Still, Graham soldiered on, year after year, until he preached his final evangelistic crusade in New York City's Flushing Meadows in the summer of 2005. Though others had to help him to the pulpit, the image of an old warrior of the cross, pressing far past the normal retirement age, helped normalize the aging process for many and provided inspiration for millions.

As for his future, Graham made clear that he anticipated his demise as a door to a new life in heaven. "I'm looking forward to it — I really am," he said in 1995, in his late 70s. "I'll be happy the day the Lord says, 'Come on. I've got something better planned.' "

To be sure, Graham admitted that he did not look forward to the dying process itself. He said he had seen "some of the terrible things that happen to people that are dying. I don't want that."

But beyond the event itself stood heaven as a place of glorious fellowship with the Lord, saints and loved ones and invigorating work to do. "Think of a place where there will be no sorrow and no parting, no pain, no sickness, no death, no quarrels, no misunderstandings, no sin and no cares." The preacher even speculated about golf courses and beloved pets — whatever it took to make folks happy.
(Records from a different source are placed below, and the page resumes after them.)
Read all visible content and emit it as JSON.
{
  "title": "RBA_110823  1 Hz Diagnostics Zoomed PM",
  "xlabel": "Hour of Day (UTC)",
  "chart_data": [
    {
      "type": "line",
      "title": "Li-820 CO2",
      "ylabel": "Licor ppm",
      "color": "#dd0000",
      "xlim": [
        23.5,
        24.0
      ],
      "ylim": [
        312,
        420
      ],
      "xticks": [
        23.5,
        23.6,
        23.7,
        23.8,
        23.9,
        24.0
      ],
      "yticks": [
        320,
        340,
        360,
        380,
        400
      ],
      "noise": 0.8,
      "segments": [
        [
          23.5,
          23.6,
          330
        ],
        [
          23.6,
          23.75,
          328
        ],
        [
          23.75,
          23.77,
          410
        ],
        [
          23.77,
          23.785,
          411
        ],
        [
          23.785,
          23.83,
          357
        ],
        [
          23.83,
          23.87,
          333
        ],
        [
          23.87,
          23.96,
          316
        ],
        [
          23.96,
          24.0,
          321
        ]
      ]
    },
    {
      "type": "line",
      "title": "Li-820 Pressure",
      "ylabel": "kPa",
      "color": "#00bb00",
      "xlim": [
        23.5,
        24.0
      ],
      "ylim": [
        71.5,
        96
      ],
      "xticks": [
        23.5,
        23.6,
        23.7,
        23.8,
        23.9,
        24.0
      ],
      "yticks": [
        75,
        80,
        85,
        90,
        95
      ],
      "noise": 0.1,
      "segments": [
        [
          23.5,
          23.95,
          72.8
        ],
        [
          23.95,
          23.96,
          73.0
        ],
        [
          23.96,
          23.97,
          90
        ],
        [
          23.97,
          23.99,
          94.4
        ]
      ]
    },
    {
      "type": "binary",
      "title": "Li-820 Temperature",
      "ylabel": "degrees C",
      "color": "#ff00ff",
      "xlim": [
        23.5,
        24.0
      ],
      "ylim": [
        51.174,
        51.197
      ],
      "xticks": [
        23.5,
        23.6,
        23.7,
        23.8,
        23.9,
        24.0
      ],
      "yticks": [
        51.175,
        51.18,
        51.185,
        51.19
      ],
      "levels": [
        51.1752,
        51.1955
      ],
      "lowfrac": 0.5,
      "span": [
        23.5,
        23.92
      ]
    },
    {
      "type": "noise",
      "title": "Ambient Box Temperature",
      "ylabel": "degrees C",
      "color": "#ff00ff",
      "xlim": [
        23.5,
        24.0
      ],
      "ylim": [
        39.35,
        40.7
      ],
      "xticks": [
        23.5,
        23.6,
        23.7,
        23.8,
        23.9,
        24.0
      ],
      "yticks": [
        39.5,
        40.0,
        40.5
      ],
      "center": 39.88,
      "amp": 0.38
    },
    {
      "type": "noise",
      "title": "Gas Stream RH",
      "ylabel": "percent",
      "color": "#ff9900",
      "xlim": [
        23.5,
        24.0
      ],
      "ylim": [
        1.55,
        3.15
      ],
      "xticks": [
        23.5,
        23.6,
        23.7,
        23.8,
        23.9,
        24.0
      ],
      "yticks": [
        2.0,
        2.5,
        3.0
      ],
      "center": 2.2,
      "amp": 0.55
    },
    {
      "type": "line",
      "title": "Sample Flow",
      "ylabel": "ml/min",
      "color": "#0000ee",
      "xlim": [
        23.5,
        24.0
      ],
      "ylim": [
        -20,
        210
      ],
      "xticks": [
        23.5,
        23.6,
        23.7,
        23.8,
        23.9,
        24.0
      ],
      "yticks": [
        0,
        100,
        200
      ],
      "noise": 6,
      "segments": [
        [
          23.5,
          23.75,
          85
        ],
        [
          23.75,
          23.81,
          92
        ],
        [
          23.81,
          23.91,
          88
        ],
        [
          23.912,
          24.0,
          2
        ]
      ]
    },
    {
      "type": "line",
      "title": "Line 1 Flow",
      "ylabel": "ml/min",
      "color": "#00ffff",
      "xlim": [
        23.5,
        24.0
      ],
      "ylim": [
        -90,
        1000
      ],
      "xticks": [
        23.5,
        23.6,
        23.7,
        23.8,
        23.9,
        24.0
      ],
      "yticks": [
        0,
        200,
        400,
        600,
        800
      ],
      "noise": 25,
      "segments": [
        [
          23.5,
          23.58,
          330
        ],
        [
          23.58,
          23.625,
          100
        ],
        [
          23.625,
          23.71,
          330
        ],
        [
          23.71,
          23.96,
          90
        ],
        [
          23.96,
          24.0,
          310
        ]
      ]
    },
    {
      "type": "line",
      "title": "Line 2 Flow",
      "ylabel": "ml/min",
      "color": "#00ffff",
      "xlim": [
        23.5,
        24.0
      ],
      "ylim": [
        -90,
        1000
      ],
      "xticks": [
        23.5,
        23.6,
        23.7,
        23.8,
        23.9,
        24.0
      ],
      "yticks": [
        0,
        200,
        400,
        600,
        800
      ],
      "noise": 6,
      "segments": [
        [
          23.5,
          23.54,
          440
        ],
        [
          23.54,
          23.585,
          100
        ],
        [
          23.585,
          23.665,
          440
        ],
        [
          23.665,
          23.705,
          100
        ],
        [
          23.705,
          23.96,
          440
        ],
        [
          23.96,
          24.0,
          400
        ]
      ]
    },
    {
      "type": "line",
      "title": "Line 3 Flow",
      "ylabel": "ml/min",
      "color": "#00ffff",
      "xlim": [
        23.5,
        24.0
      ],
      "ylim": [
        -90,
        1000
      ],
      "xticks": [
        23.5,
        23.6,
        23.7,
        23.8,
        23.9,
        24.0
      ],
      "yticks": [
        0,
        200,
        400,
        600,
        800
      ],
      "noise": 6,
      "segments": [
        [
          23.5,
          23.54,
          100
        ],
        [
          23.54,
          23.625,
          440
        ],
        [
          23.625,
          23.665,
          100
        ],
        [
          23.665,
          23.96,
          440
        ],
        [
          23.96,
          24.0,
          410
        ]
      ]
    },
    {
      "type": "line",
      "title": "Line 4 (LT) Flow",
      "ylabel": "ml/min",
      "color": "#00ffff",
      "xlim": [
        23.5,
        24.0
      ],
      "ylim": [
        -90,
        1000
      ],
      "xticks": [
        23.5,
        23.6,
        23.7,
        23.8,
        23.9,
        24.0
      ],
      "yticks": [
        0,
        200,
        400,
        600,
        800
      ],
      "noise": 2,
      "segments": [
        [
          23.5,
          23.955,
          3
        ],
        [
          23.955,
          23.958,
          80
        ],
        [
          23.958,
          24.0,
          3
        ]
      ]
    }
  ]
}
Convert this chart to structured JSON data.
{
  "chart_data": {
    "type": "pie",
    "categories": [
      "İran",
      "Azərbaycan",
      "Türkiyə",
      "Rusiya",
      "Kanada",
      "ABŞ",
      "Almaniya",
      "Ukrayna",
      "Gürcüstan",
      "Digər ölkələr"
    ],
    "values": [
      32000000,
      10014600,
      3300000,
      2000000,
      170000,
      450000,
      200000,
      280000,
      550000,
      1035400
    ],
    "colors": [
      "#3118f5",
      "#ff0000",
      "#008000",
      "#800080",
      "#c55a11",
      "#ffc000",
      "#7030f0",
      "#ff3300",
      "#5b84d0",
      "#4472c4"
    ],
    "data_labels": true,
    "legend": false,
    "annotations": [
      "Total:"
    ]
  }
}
The journalist David Frost asked the mature Graham what he would want the first line of his obituary to say. "That he was faithful and that he had integrity," he replied. "And that I was faithful to my calling, and that I loved God with all mind, heart and soul." Frost wondered if Graham had questions he hoped to ask God in heaven. "Yes, thousands. Many things in Bible mysteries." He then added: "Some things in my life I would be embarrassed if anyone else saw. I would like God to edit the film."

If God needed to edit the film of Billy Graham's life, some readers undoubtedly thought, the rest of us were in big trouble.

Grant Wacker is Gilbert T. Rowe Professor of Christian History, emeritus, at Duke Divinity School. He is the author of "America's Pastor: Billy Graham and the Shaping of a Nation." He wrote this article for the Washington Post.